La féodalité avait eu pour conséquences naturelles, en Europe, la création d’une foule innombrable d’associations, formées par les petits qui se liguaient entre eux pour être en état de défendre leurs intérêts contre la puissance formidable des princes et des seigneurs. La même cause a produit les mêmes effets dans l’extrême Orient. Rien ne nous rappelle plus complètement notre moyen âge que ce que nous lisons sur les corporations dans lesquelles sont engagés au Japon presque tous les gens du peuple. Il n’y a pas une industrie, pas un métier qui n’ait ses confréries ; les aveugles et les mendiants eux-mêmes ont les leurs, tout comme les jongleurs, les saltimbanques et les musiciens en plein vent.

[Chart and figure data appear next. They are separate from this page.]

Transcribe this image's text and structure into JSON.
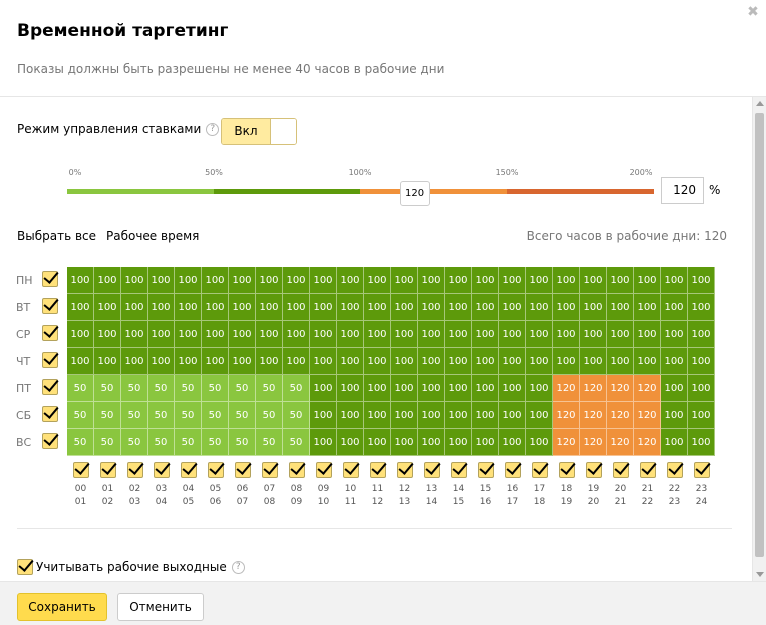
{
  "dialog": {
    "title": "Временной таргетинг",
    "subtitle": "Показы должны быть разрешены не менее 40 часов в рабочие дни",
    "close_icon": "close-icon"
  },
  "bid_mode": {
    "label": "Режим управления ставками",
    "help_icon": "question-icon",
    "toggle_label": "Вкл",
    "enabled": true
  },
  "slider": {
    "ticks": [
      "0%",
      "50%",
      "100%",
      "150%",
      "200%"
    ],
    "value": 120,
    "value_label": "120",
    "input_value": "120",
    "unit": "%",
    "colors": {
      "light_green": "#8ac63f",
      "dark_green": "#5d9a0b",
      "light_orange": "#f0913a",
      "dark_orange": "#d8662f"
    }
  },
  "links": {
    "select_all": "Выбрать все",
    "work_time": "Рабочее время"
  },
  "total_hours": {
    "text": "Всего часов в рабочие дни: 120"
  },
  "days": [
    {
      "label": "ПН",
      "checked": true,
      "values": [
        100,
        100,
        100,
        100,
        100,
        100,
        100,
        100,
        100,
        100,
        100,
        100,
        100,
        100,
        100,
        100,
        100,
        100,
        100,
        100,
        100,
        100,
        100,
        100
      ]
    },
    {
      "label": "ВТ",
      "checked": true,
      "values": [
        100,
        100,
        100,
        100,
        100,
        100,
        100,
        100,
        100,
        100,
        100,
        100,
        100,
        100,
        100,
        100,
        100,
        100,
        100,
        100,
        100,
        100,
        100,
        100
      ]
    },
    {
      "label": "СР",
      "checked": true,
      "values": [
        100,
        100,
        100,
        100,
        100,
        100,
        100,
        100,
        100,
        100,
        100,
        100,
        100,
        100,
        100,
        100,
        100,
        100,
        100,
        100,
        100,
        100,
        100,
        100
      ]
    },
    {
      "label": "ЧТ",
      "checked": true,
      "values": [
        100,
        100,
        100,
        100,
        100,
        100,
        100,
        100,
        100,
        100,
        100,
        100,
        100,
        100,
        100,
        100,
        100,
        100,
        100,
        100,
        100,
        100,
        100,
        100
      ]
    },
    {
      "label": "ПТ",
      "checked": true,
      "values": [
        50,
        50,
        50,
        50,
        50,
        50,
        50,
        50,
        50,
        100,
        100,
        100,
        100,
        100,
        100,
        100,
        100,
        100,
        120,
        120,
        120,
        120,
        100,
        100
      ]
    },
    {
      "label": "СБ",
      "checked": true,
      "values": [
        50,
        50,
        50,
        50,
        50,
        50,
        50,
        50,
        50,
        100,
        100,
        100,
        100,
        100,
        100,
        100,
        100,
        100,
        120,
        120,
        120,
        120,
        100,
        100
      ]
    },
    {
      "label": "ВС",
      "checked": true,
      "values": [
        50,
        50,
        50,
        50,
        50,
        50,
        50,
        50,
        50,
        100,
        100,
        100,
        100,
        100,
        100,
        100,
        100,
        100,
        120,
        120,
        120,
        120,
        100,
        100
      ]
    }
  ],
  "hours": [
    {
      "label": "00\n01",
      "checked": true
    },
    {
      "label": "01\n02",
      "checked": true
    },
    {
      "label": "02\n03",
      "checked": true
    },
    {
      "label": "03\n04",
      "checked": true
    },
    {
      "label": "04\n05",
      "checked": true
    },
    {
      "label": "05\n06",
      "checked": true
    },
    {
      "label": "06\n07",
      "checked": true
    },
    {
      "label": "07\n08",
      "checked": true
    },
    {
      "label": "08\n09",
      "checked": true
    },
    {
      "label": "09\n10",
      "checked": true
    },
    {
      "label": "10\n11",
      "checked": true
    },
    {
      "label": "11\n12",
      "checked": true
    },
    {
      "label": "12\n13",
      "checked": true
    },
    {
      "label": "13\n14",
      "checked": true
    },
    {
      "label": "14\n15",
      "checked": true
    },
    {
      "label": "15\n16",
      "checked": true
    },
    {
      "label": "16\n17",
      "checked": true
    },
    {
      "label": "17\n18",
      "checked": true
    },
    {
      "label": "18\n19",
      "checked": true
    },
    {
      "label": "19\n20",
      "checked": true
    },
    {
      "label": "20\n21",
      "checked": true
    },
    {
      "label": "21\n22",
      "checked": true
    },
    {
      "label": "22\n23",
      "checked": true
    },
    {
      "label": "23\n24",
      "checked": true
    }
  ],
  "cell_colors": {
    "50": "#8ac63f",
    "100": "#5d9a0b",
    "120": "#f0913a"
  },
  "weekend": {
    "label": "Учитывать рабочие выходные",
    "checked": true,
    "help_icon": "question-icon"
  },
  "footer": {
    "save_label": "Сохранить",
    "cancel_label": "Отменить"
  }
}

M. Bousquet parle même d’une autre espèce d’associations formées entre gens de positions sociales très différentes, unis non pour défendre en commun des intérêts professionnels, mais pour s’aider et se soutenir mutuellement dans toutes les circonstances de la vie. Les pages consacrées à ces singulières associations par l’ancien fonctionnaire du gouvernement japonais ne rappellent plus dans notre esprit aucun souvenir historique ; elles nous feraient plutôt songer aux inventions les plus étranges de certains romanciers contemporains.